It is a fine line. But each individual is apprehending reality and adding value to his life, objectively. Subjectivism is fundamentally a denial of reality. Not to argue from authority (ha!) but I can't find a quote by Rand - maybe in her 'Letters' - where she exclaims "And don't talk to me about subjective values!"(As I recall).

The suicidal man cannot have higher value in death, as I see it. He's simply lost all ability to value, which is the value in life.

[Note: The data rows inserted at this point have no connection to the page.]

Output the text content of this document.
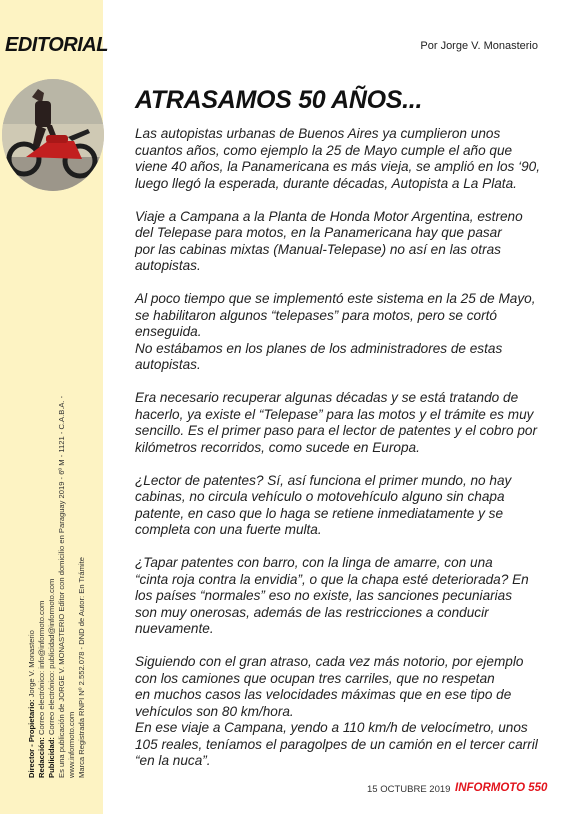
EDITORIAL
Director - Propietario: Jorge V. Monasterio
Redacción: Correo electrónico: info@informoto.com
Publicidad: Correo electrónico: publicidad@informoto.com Es una publicación de JORGE V. MONASTERIO Editor con domicilio en Paraguay 2019 - 6º M - 1121 - C.A.B.A. - www.informoto.com Marca Registrada RNPI Nº 2.552.078 - DND de Autor: En Trámite
Por Jorge V. Monasterio
ATRASAMOS 50 AÑOS...

Las autopistas urbanas de Buenos Aires ya cumplieron unos
cuantos años, como ejemplo la 25 de Mayo cumple el año que
viene 40 años, la Panamericana es más vieja, se amplió en los ‘90,
luego llegó la esperada, durante décadas, Autopista a La Plata.

Viaje a Campana a la Planta de Honda Motor Argentina, estreno
del Telepase para motos, en la Panamericana hay que pasar
por las cabinas mixtas (Manual-Telepase) no así en las otras
autopistas.

Al poco tiempo que se implementó este sistema en la 25 de Mayo,
se habilitaron algunos “telepases” para motos, pero se cortó
enseguida.
No estábamos en los planes de los administradores de estas
autopistas.

Era necesario recuperar algunas décadas y se está tratando de
hacerlo, ya existe el “Telepase” para las motos y el trámite es muy
sencillo. Es el primer paso para el lector de patentes y el cobro por
kilómetros recorridos, como sucede en Europa.

¿Lector de patentes? Sí, así funciona el primer mundo, no hay
cabinas, no circula vehículo o motovehículo alguno sin chapa
patente, en caso que lo haga se retiene inmediatamente y se
completa con una fuerte multa.

¿Tapar patentes con barro, con la linga de amarre, con una
“cinta roja contra la envidia”, o que la chapa esté deteriorada? En
los países “normales” eso no existe, las sanciones pecuniarias
son muy onerosas, además de las restricciones a conducir
nuevamente.

Siguiendo con el gran atraso, cada vez más notorio, por ejemplo
con los camiones que ocupan tres carriles, que no respetan
en muchos casos las velocidades máximas que en ese tipo de
vehículos son 80 km/hora.
En ese viaje a Campana, yendo a 110 km/h de velocímetro, unos
105 reales, teníamos el paragolpes de un camión en el tercer carril
“en la nuca”.

15 OCTUBRE 2019 INFORMOTO 550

In a basic way, all of virtue and value, and all the rest on ethics - aids men and women in never getting to that point. The first choice to the final choice is to choose to value or not.

Hi Tony,

It's so rare that I disagree with you in the slightest. Here is one of those cases. Not just a semantics quibble I don't think. In "The Psychology of Self Esteem" Nathaniel Branden said something to the effect that the only laboratory we have to understand the psychology of others is our own mind. Unfortunately that comes with some insurmountable limitations. We cannot really know the thoughts in another persons mind. Our values are driven by our natures which differs slightly from person to person and also is modified by our experience. We cannot judge the value systems of others on an 'objective' scale except for our own. We can judge their actions related to our well being and according to our own moral values only. As far as others values we can only classify them as subjective and deal with their actions only. It's difficult enough to unravel the objectiveness of your own value system let alone that of others. As far as the suicidal man having lost all ability to value, what of the soldier nearest the grenade who falls on it to save his fellows?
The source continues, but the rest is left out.